EUR: Backs Off 7 Month High
AUD: Pares Gains Ahead of RBA Minutes
CAD: Shrugs Off Weaker Housing Data
NZD: Consumer Confidences Highest in 5 Quarters
JPY: Japanese Names Hedging into the Rally
This is a very busy week for the British pound but the only piece of economic data released from the U.K. over the past 24 hours was Rightmove House Prices. According to the report, house prices dropped for the second month in a row by the largest amount since January 2002. Despite the government’s funding for lending scheme, the housing market is struggling. This week the Bank of England will release the minutes from their most recent monetary policy meeting and their bias should have a significant impact on the British pound. If a number of members support more easing, the GBP/USD could give up its gains. However for many members of the monetary policy committee, inflation is a big concern. Their fear is that the abundance of liquidity will drive up inflationary pressures. Consumer and producer prices are due for release today and BK Asset management expect some of these concerns to be alleviated by softer price pressures.
Having hit a 7-month high against the U.S. dollar at the start of the Asian trading session, the euro ended the day unchanged against the greenback. Eurozone trade was the only piece of data from Europe this morning and even though the region’s trade surplus rose from EUR9.5 billion to EUR10.2 billion, the increase fell short of expectations and the trade numbers drove the EUR/USD to the day’s low. Comments from European officials had very little impact on the currency. ECB President Draghi admitted that LTRO money struggled to reach the economy and his view that there is no inflationary impact from the expansion of the monetary base implies that the central bank retains a dovish bias. More difficult times could be ahead for France as President Hollande warned of more spending cuts in coming years. The Bundesbank of Germany expects a “noticeable” contraction in German GDP growth this quarter but expects the weak phase to be over soon. Overall, it seems that policymakers are still worried about the Eurozone’s economic outlook but the EUR/USD continues to hold steady thanks to the rally in equities and the Federal Reserve’s balance sheet expansion. Progress continues to be made in Europe with Greece receiving its long waited aid payment this morning. No major Eurozone economic reports are due for release on Tuesday, leaving the EUR/USD vulnerable to risk appetite.
In the final week before the Christmas holiday, the focus will be on the Fiscal Cliff. Based on the price action in the financial markets, equity traders are optimistic that there will be a deal by the end of the year but currency and bond traders are more skeptical. The U.S. dollar ended the day slightly higher against all of the major currencies with the exception of the British pound. President Obama and House Speaker Boehner met for 45 minutes today – their third conversation in the past 5 days – and while no announcements or hints of progress were made, the fact that they are talking often gave some investors hope that there will be an announcement by the end of the year. Republicans put forward a new deal that would extend tax cuts to households earning $1 million or less but the President rejected this offer quickly.

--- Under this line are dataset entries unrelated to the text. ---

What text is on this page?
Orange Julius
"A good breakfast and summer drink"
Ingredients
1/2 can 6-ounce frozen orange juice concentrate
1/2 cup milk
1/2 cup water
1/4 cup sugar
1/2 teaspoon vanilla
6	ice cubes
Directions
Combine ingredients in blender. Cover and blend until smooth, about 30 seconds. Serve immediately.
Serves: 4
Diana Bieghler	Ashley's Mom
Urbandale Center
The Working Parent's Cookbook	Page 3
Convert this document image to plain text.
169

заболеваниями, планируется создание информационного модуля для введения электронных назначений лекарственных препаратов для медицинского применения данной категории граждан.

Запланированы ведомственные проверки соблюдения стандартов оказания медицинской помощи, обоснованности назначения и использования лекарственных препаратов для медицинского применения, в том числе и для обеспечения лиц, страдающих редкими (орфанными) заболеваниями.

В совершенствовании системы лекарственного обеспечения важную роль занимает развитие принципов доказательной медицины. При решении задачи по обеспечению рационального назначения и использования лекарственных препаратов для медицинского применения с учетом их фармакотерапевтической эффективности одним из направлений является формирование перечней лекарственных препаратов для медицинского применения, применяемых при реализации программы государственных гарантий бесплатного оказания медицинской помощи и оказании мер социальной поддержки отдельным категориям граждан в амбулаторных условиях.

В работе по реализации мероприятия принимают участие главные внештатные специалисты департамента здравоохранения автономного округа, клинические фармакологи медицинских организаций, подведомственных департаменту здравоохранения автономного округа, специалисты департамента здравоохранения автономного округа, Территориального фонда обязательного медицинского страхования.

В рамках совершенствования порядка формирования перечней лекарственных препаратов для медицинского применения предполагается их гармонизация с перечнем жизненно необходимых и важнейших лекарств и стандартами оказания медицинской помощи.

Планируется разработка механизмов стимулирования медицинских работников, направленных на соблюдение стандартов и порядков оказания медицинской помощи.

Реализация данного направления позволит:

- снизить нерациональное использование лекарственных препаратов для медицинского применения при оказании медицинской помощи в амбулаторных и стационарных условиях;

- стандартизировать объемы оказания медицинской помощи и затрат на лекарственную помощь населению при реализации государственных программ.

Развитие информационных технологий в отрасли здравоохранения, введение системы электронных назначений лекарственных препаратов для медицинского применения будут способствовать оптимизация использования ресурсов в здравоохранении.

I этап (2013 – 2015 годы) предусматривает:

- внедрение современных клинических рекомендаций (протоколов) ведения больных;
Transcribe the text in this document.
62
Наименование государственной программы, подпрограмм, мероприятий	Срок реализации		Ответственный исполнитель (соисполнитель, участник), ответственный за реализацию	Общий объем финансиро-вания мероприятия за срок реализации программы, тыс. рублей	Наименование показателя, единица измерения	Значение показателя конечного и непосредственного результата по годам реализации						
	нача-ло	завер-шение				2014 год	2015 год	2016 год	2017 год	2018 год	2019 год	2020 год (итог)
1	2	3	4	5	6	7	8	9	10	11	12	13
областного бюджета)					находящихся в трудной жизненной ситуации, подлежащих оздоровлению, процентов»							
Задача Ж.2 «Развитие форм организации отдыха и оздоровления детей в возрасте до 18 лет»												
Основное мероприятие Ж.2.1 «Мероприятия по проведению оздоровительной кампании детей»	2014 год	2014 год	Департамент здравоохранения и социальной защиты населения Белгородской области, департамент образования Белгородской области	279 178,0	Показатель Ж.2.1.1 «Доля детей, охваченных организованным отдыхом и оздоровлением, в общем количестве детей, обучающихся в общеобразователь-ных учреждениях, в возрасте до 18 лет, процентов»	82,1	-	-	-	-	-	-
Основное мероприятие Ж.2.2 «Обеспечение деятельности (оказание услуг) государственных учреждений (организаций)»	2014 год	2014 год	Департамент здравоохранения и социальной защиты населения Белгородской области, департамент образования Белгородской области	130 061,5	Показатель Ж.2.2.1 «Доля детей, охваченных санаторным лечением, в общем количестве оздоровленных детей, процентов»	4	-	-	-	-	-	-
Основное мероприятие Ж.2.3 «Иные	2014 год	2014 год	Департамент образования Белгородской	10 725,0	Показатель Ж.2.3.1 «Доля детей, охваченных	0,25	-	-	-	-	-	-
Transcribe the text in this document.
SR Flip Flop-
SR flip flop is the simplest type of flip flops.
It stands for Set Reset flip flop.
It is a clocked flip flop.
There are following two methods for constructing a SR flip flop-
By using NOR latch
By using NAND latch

As the December 31st deadline approaches, currency and bond investors are growing weary of being overly exposed to a major risk and this concern has led to an intraday reversal in many of the major currencies like the EUR/USD, USD/JPY and NZD/USD. If we don’t receive daily updates on the Fiscal Cliff talks and more investors grow worried about the lack of progress, we could see further losses in all of the major currencies as investors take profit or hedge their positions before next week’s holidays. The latest U.S. economic reports left a lot to be desired. Manufacturing activity in the NY region contracted more aggressively in the month of December while demand for U.S. dollars dropped by -$56.7 billion according to the Treasury International Capital flow report.
The surge in USD/JPY on the Japanese election result was a little surprising given that the LDP win had been well flagged, but the fact that Abe is keeping the pressure up on the BoJ is still being seen as JPY negative. However, with or without more BoJ action, an extra fiscal stimulus package could turn out to be JPY positive if it boosts growth and asset prices in Japan, so we remain wary of assuming JPY weakness extends far from here.